“Lord! I think likely I’ve given him some pretty bad minutes! And I reckon what I said didn’t invite his confidence. Good God, what a life the man must have lived all these years! It must have been plain hell since he’s known I was on his track and has had to listen to the things I’ve said!”
Compassion for the man he had hounded and, all unknowingly, had so often reviled to his face, began to soften Curtis’s heart. He thought of all the years of wandering, the frequent change of name, the ups and downs of fortune, the devious and sometimes crooked ways through which he had traced Delafield, and again he exclaimed aloud: “Good God, what a life! He must all the time have been wanting to get back where he could be settled and respectable! But he didn’t dare try it while he was afraid of detection and punishment. And finally he believed he’d got there, I reckon, and was preparing to be happy with his daughter—and then I came along!” Again he mused, for a long time, while the mare took her own pace. At last he lifted his head and said aloud:
“I guess he’s had his share of punishment after all; and I’ve been responsible for a lot of it. Sumner L. Delafield, we’ll call it quits!”

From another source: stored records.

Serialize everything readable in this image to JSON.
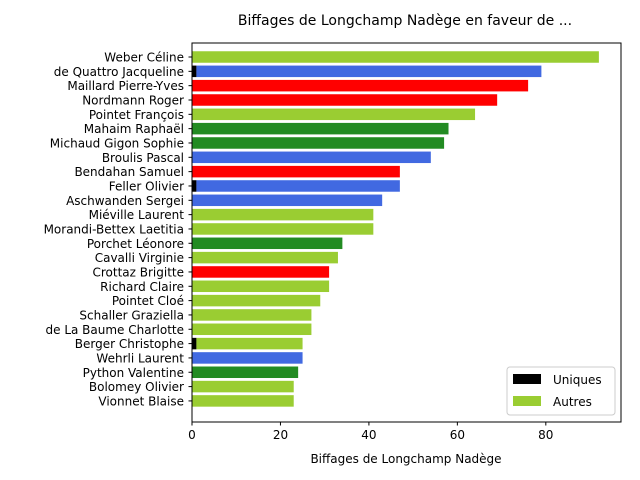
{
  "chart_data": {
    "type": "bar",
    "orientation": "horizontal",
    "stacked": true,
    "title": "Biffages de Longchamp Nadège en faveur de ...",
    "xlabel": "Biffages de Longchamp Nadège",
    "ylabel": "",
    "xlim": [
      0,
      97
    ],
    "xticks": [
      0,
      20,
      40,
      60,
      80
    ],
    "grid": false,
    "legend_position": "lower right",
    "categories": [
      "Weber Céline",
      "de Quattro Jacqueline",
      "Maillard Pierre-Yves",
      "Nordmann Roger",
      "Pointet François",
      "Mahaim Raphaël",
      "Michaud Gigon Sophie",
      "Broulis Pascal",
      "Bendahan Samuel",
      "Feller Olivier",
      "Aschwanden Sergei",
      "Miéville Laurent",
      "Morandi-Bettex Laetitia",
      "Porchet Léonore",
      "Cavalli Virginie",
      "Crottaz Brigitte",
      "Richard Claire",
      "Pointet Cloé",
      "Schaller Graziella",
      "de La Baume Charlotte",
      "Berger Christophe",
      "Wehrli Laurent",
      "Python Valentine",
      "Bolomey Olivier",
      "Vionnet Blaise"
    ],
    "bar_colors": [
      "#9acd32",
      "#4169e1",
      "#ff0000",
      "#ff0000",
      "#9acd32",
      "#228b22",
      "#228b22",
      "#4169e1",
      "#ff0000",
      "#4169e1",
      "#4169e1",
      "#9acd32",
      "#9acd32",
      "#228b22",
      "#9acd32",
      "#ff0000",
      "#9acd32",
      "#9acd32",
      "#9acd32",
      "#9acd32",
      "#9acd32",
      "#4169e1",
      "#228b22",
      "#9acd32",
      "#9acd32"
    ],
    "series": [
      {
        "name": "Uniques",
        "color": "#000000",
        "values": [
          0,
          1,
          0,
          0,
          0,
          0,
          0,
          0,
          0,
          1,
          0,
          0,
          0,
          0,
          0,
          0,
          0,
          0,
          0,
          0,
          1,
          0,
          0,
          0,
          0
        ]
      },
      {
        "name": "Autres",
        "color": "#9acd32",
        "values": [
          92,
          78,
          76,
          69,
          64,
          58,
          57,
          54,
          47,
          46,
          43,
          41,
          41,
          34,
          33,
          31,
          31,
          29,
          27,
          27,
          24,
          25,
          24,
          23,
          23
        ]
      }
    ]
  }
}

Brown Betty was standing still in the middle of the road. The sun was dropping down the west, toward masses of sparkling, fleecy white clouds that piled the horizon high. Ten miles away he could see the green groves of Socorro Springs and the white glimmer of the buildings. He drew a long breath and looked alertly about. The load he had carried so many years had slipped from his back. No longer had he any desire for revenge, and in his heart glowed compassion rather than hatred for the man he had tracked with such determination. He felt a curious exhilaration as he sat there looking about him, while the mare shifted her weight from one foot to another.
“Well, Betty B.,” he said, patting her neck, “you and I have had a devil of a time to-day, haven’t we, old girl? But we’ve come through all right, thank God! And nobody is ever going to know a word about it, Betty; so don’t you give it away. We’re going home now, and you shall have the best supper we can find.”
At the ranch his first inquiry was for Homer. The young man had returned an hour before. Surprised that he was not in beaming evidence, Curtis went in search of him and found him in his own room, bending over his trunk, his belongings scattered about as if a cyclone had been swirling within the four walls.
“Why, Homer,” exclaimed Curtis, stopping in astonishment at the door, “what are you doing?”
Homer lifted a dismal face. “I’m packing up. I’m going away.”
“Why, lad, what’s the matter? I thought—” Curtis stopped, hesitating and embarrassed.